Food for Thinkers: Why We Don't Need Any More Anonymous Critics

Anonymous food critics, come out of hiding! Food is too important an issue for our smartest voices to lurk in the shadows.

Late last year, Los Angeles's food world was upended when the veteran Los Angeles Times critic S. Irene Virbila went out to dinner. After 45 minutes of waiting for a table at a buzzy, busy new restaurant, she was approached by one of the restaurant's young partners, but he was not there to seat her party of four. Instead, he snapped a rather unflattering, red-eyed photo of her, dismissed her from the restaurant, then triumphantly posted the image along with a disapproving rant about her writing on their website. In 16 years of being the Times's critic, Virbila had not once had such a photo taken, yet in a single moment, her anonymity had been snatched out from under her. She had been, as the Times dramatically put it, "unmasked."
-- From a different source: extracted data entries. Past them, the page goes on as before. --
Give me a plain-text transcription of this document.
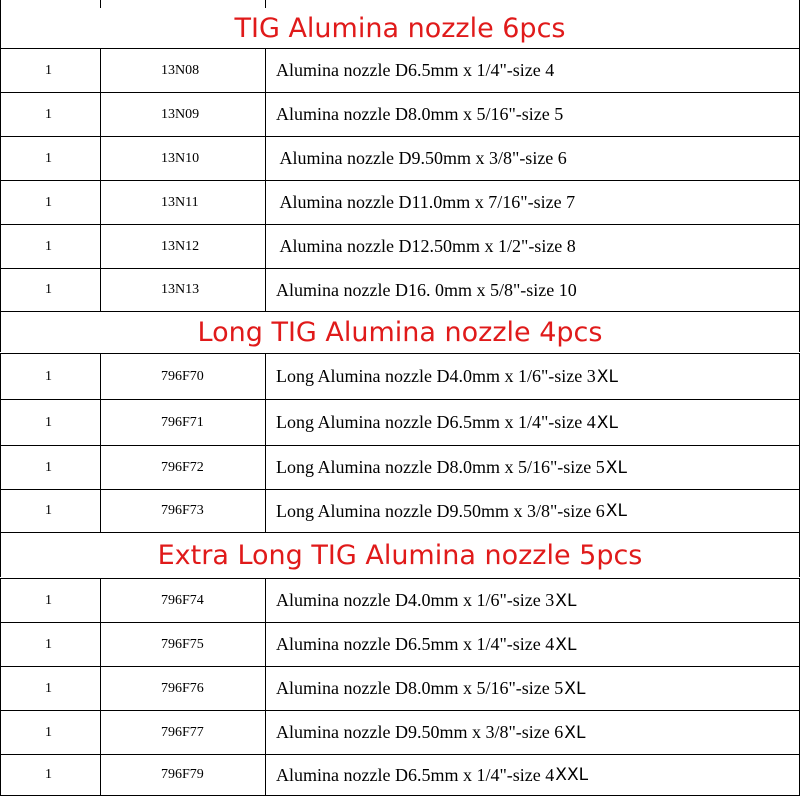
TIG Alumina nozzle 6pcs
1	13N08	Alumina nozzle D6.5mm x 1/4"-size 4
1	13N09	Alumina nozzle D8.0mm x 5/16"-size 5
1	13N10	Alumina nozzle D9.50mm x 3/8"-size 6
1	13N11	Alumina nozzle D11.0mm x 7/16"-size 7
1	13N12	Alumina nozzle D12.50mm x 1/2"-size 8
1	13N13	Alumina nozzle D16. 0mm x 5/8"-size 10
Long TIG Alumina nozzle 4pcs
1	796F70	Long Alumina nozzle D4.0mm x 1/6"-size 3 XL
1	796F71	Long Alumina nozzle D6.5mm x 1/4"-size 4 XL
1	796F72	Long Alumina nozzle D8.0mm x 5/16"-size 5 XL
1	796F73	Long Alumina nozzle D9.50mm x 3/8"-size 6 XL
Extra Long TIG Alumina nozzle 5pcs
1	796F74	Alumina nozzle D4.0mm x 1/6"-size 3 XL
1	796F75	Alumina nozzle D6.5mm x 1/4"-size 4 XL
1	796F76	Alumina nozzle D8.0mm x 5/16"-size 5 XL
1	796F77	Alumina nozzle D9.50mm x 3/8"-size 6 XL
1	796F79	Alumina nozzle D6.5mm x 1/4"-size 4 XXL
When a surreptitious camera phone can plaster someone's photo across a Facebook page before they've handed their keys to the valet, it sounds ridiculous that any critic would attempt to retain their anonymity. Last year, The New York Times critic Sam Sifton was followed by the blog Eater after he mentioned via Twitter he was leaving the office to go purchase KFC's poultry abomination, the Double Down. The photos of him eating it were posted promptly, as was Sifton's "review" where he noted the "geek paparrazzi" hiding in Herald Square's landscaping.